Let’s understand what minimum and maximum are. For instance- our web application runs on a single instance and we want the CPU utilization of the Auto Scaling group to stay around 65 percent. Beyond that, it would add another instance to our Auto Scaling fleet. So, here we need to define maximum size while defining Auto scaling groups. The minimum capacity is the minimum number of instances that we want to run our application. The desired capacity is the number of instances that we want to start with either when we create the group or at a future stage.

We can also define a scaling policy to get the best out of our resources. 

7. Availability Zones–  Each group of logical data centers is called an Availability Zone. AWS has the concept of a Region like the US East, the US West, Asia Pacific, Europe, Canada, etc, which is a physical location around the world where we cluster data centers. Therefore, Availability Zones are multiple, isolated locations within each Region.

In addition, we would be using Amazon Relational Database Service (Amazon RDS) MySQL as a database solution. RDS makes it easy to set up, operate, and scale a relational database in the cloud. It is cost-efficient and has a resizable capacity. 

As we have provisioned a Multi-AZ RDS DB instance, it automatically creates a primary DB instance and synchronously replicates the data to a standby instance in a different Availability Zone (AZ). Each AZ runs on its own physically distinct, independent infrastructure, and is engineered to be highly reliable. Several Amazon RDS engines allow us to add read replicas for increased scalability and to maintain database availability in the case of an AZ failure. 

We can also set up ‘read replicas.’ By creating ‘read replicas’, we can offload the read queries or traffic of our website to those DB instances from the principal or ‘master’ DB instance.

8. Elastic cache– Now, let’s talk about the last component. Why did we choose it? Why can’t we store data inside sessions on a running web application or in a file storage system on the running web application server? 

The answer is simple. When we talk about creating scalable applications we should start asking what-if questions. For example, what if the running application instance dies? What if the running application stops responding? In these cases, we cannot recover the stored in-process in-memory data unless we have come up with a backup solution. Therefore, we should strive to store the data outside the running application session so that if one process dies, another application can start serving the request by fetching the data from a central location. 

Hence, we chose Elastic Redis Cache. It is an AWS-managed caching service that offers a fully managed platform that makes it easy to deploy, manage, and scale a high-performance distributed in-memory datastore cluster.
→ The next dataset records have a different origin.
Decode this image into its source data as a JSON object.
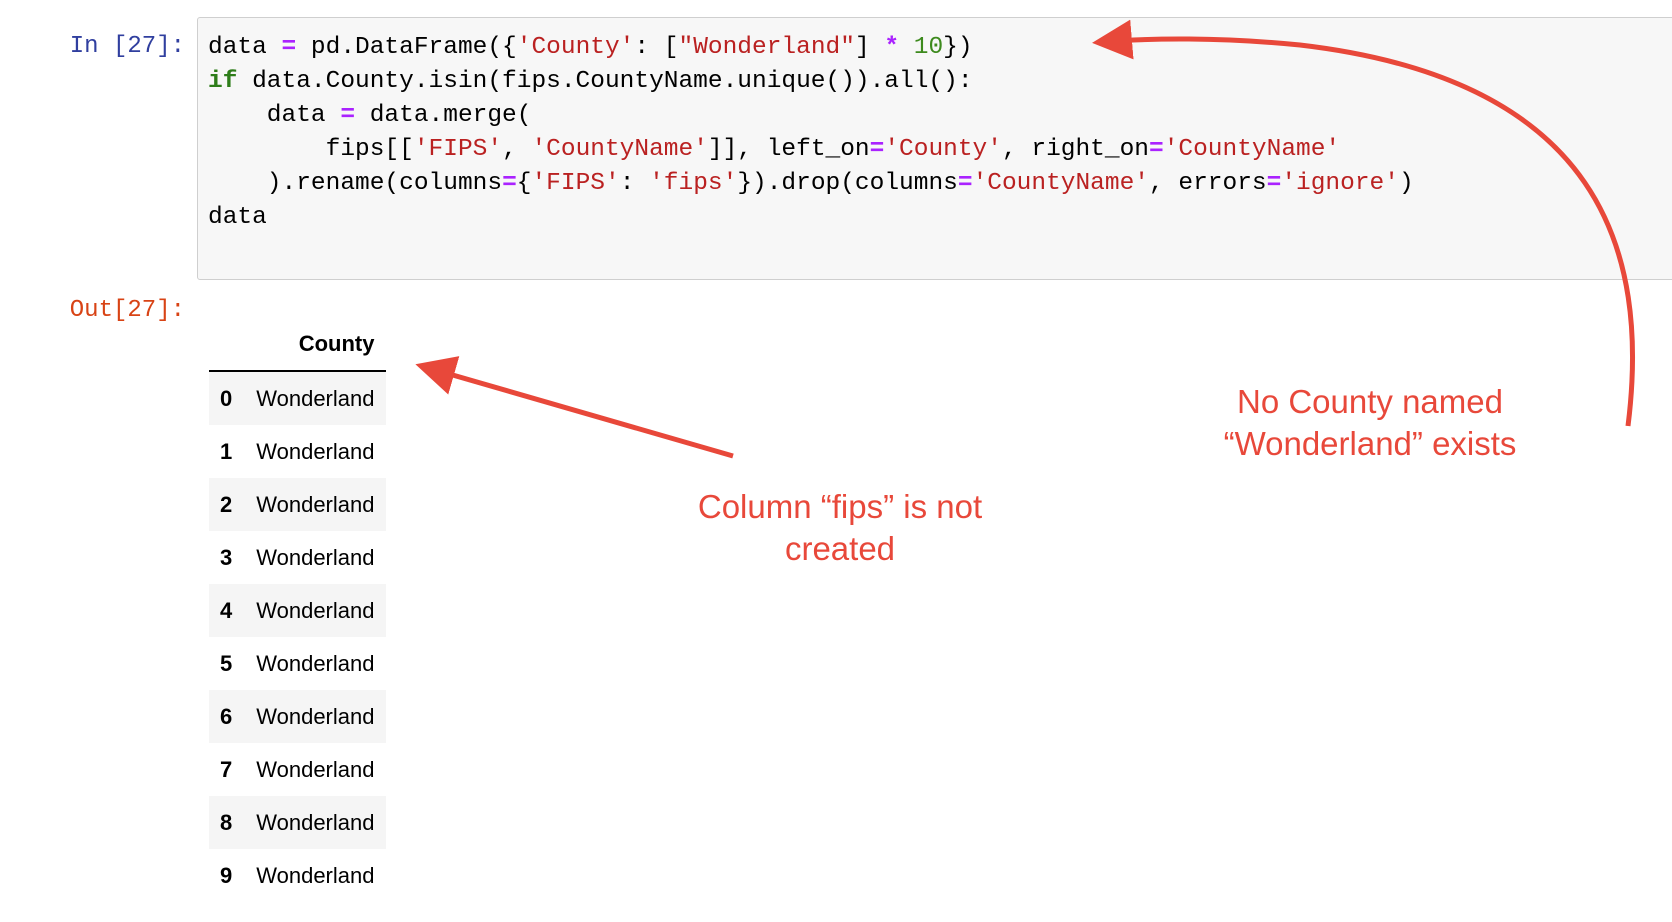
{
  "notebook": {
    "input_prompt": "In [27]:",
    "output_prompt": "Out[27]:",
    "code_lines": [
      [
        {
          "t": "data ",
          "c": ""
        },
        {
          "t": "=",
          "c": "op"
        },
        {
          "t": " pd.DataFrame({",
          "c": ""
        },
        {
          "t": "'County'",
          "c": "str"
        },
        {
          "t": ": [",
          "c": ""
        },
        {
          "t": "\"Wonderland\"",
          "c": "str"
        },
        {
          "t": "] ",
          "c": ""
        },
        {
          "t": "*",
          "c": "op"
        },
        {
          "t": " ",
          "c": ""
        },
        {
          "t": "10",
          "c": "num"
        },
        {
          "t": "})",
          "c": ""
        }
      ],
      [
        {
          "t": "if",
          "c": "kw"
        },
        {
          "t": " data.County.isin(fips.CountyName.unique()).all():",
          "c": ""
        }
      ],
      [
        {
          "t": "    data ",
          "c": ""
        },
        {
          "t": "=",
          "c": "op"
        },
        {
          "t": " data.merge(",
          "c": ""
        }
      ],
      [
        {
          "t": "        fips[[",
          "c": ""
        },
        {
          "t": "'FIPS'",
          "c": "str"
        },
        {
          "t": ", ",
          "c": ""
        },
        {
          "t": "'CountyName'",
          "c": "str"
        },
        {
          "t": "]], left_on",
          "c": ""
        },
        {
          "t": "=",
          "c": "op"
        },
        {
          "t": "'County'",
          "c": "str"
        },
        {
          "t": ", right_on",
          "c": ""
        },
        {
          "t": "=",
          "c": "op"
        },
        {
          "t": "'CountyName'",
          "c": "str"
        }
      ],
      [
        {
          "t": "    ).rename(columns",
          "c": ""
        },
        {
          "t": "=",
          "c": "op"
        },
        {
          "t": "{",
          "c": ""
        },
        {
          "t": "'FIPS'",
          "c": "str"
        },
        {
          "t": ": ",
          "c": ""
        },
        {
          "t": "'fips'",
          "c": "str"
        },
        {
          "t": "}).drop(columns",
          "c": ""
        },
        {
          "t": "=",
          "c": "op"
        },
        {
          "t": "'CountyName'",
          "c": "str"
        },
        {
          "t": ", errors",
          "c": ""
        },
        {
          "t": "=",
          "c": "op"
        },
        {
          "t": "'ignore'",
          "c": "str"
        },
        {
          "t": ")",
          "c": ""
        }
      ],
      [
        {
          "t": "data",
          "c": ""
        }
      ]
    ]
  },
  "output_table": {
    "columns": [
      "County"
    ],
    "rows": [
      {
        "index": "0",
        "County": "Wonderland"
      },
      {
        "index": "1",
        "County": "Wonderland"
      },
      {
        "index": "2",
        "County": "Wonderland"
      },
      {
        "index": "3",
        "County": "Wonderland"
      },
      {
        "index": "4",
        "County": "Wonderland"
      },
      {
        "index": "5",
        "County": "Wonderland"
      },
      {
        "index": "6",
        "County": "Wonderland"
      },
      {
        "index": "7",
        "County": "Wonderland"
      },
      {
        "index": "8",
        "County": "Wonderland"
      },
      {
        "index": "9",
        "County": "Wonderland"
      }
    ]
  },
  "annotations": {
    "fips_note": {
      "line1": "Column “fips” is not",
      "line2": "created"
    },
    "county_note": {
      "line1": "No County named",
      "line2": "“Wonderland” exists"
    },
    "color": "#e8483a"
  }
}
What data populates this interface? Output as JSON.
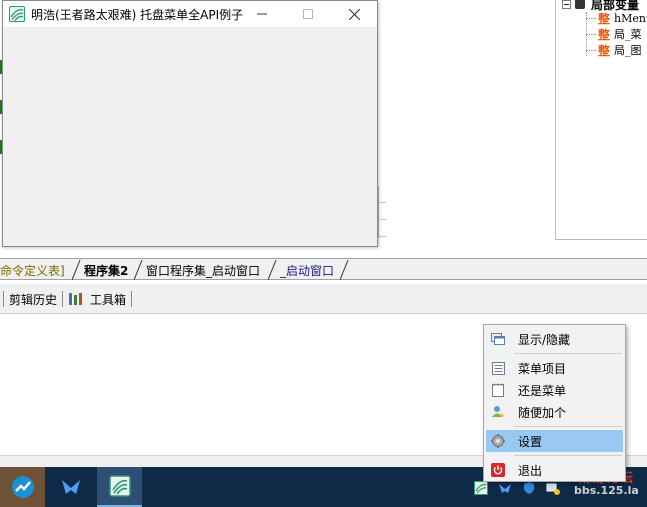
{
  "dialog": {
    "title": "明浩(王者路太艰难) 托盘菜单全API例子",
    "minimize_glyph": "—",
    "maximize_glyph": "☐",
    "close_glyph": "✕"
  },
  "tree": {
    "header": "局部变量",
    "expander": "−",
    "items": [
      {
        "badge": "整",
        "label": "hMenu"
      },
      {
        "badge": "整",
        "label": "局_菜"
      },
      {
        "badge": "整",
        "label": "局_图"
      }
    ]
  },
  "tabs": [
    {
      "label": "命令定义表]"
    },
    {
      "label": "程序集2"
    },
    {
      "label": "窗口程序集_启动窗口"
    },
    {
      "label": "_启动窗口"
    }
  ],
  "toolbar": {
    "clipboard_history": "剪辑历史",
    "toolbox": "工具箱"
  },
  "context_menu": {
    "items": [
      {
        "label": "显示/隐藏",
        "icon": "window-icon"
      },
      {
        "label": "菜单项目",
        "icon": "list-icon"
      },
      {
        "label": "还是菜单",
        "icon": "notepad-icon"
      },
      {
        "label": "随便加个",
        "icon": "user-icon"
      },
      {
        "label": "设置",
        "icon": "gear-icon"
      },
      {
        "label": "退出",
        "icon": "power-icon"
      }
    ],
    "hovered_index": 4
  },
  "watermark": {
    "line1": "精易论坛",
    "line2": "bbs.125.la"
  },
  "colors": {
    "menu_hover": "#99c9f2",
    "taskbar": "#0e2a47",
    "tree_badge": "#e85a10",
    "tab_active_text": "#000000",
    "tab_inactive_text": "#1a1a8a",
    "tab_olive_text": "#7a6a00",
    "exit_icon_bg": "#d62828"
  }
}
These capabilities can significantly decrease the operational overhead in maintaining machines, software patching, monitoring, failure recovery, and backups. Moreover, it’s a HIPAA Eligible Service and included in the AWS Business Associate Addendum (BAA) which means we can use it to store, process, and access protected health information (PHI) and power secure healthcare applications.  

---

To summarise, we first need to understand the true need for scalability, where does it apply in our application, how much scalability do we want, and so on. We can use this architecture document as a base and then we can build upon it.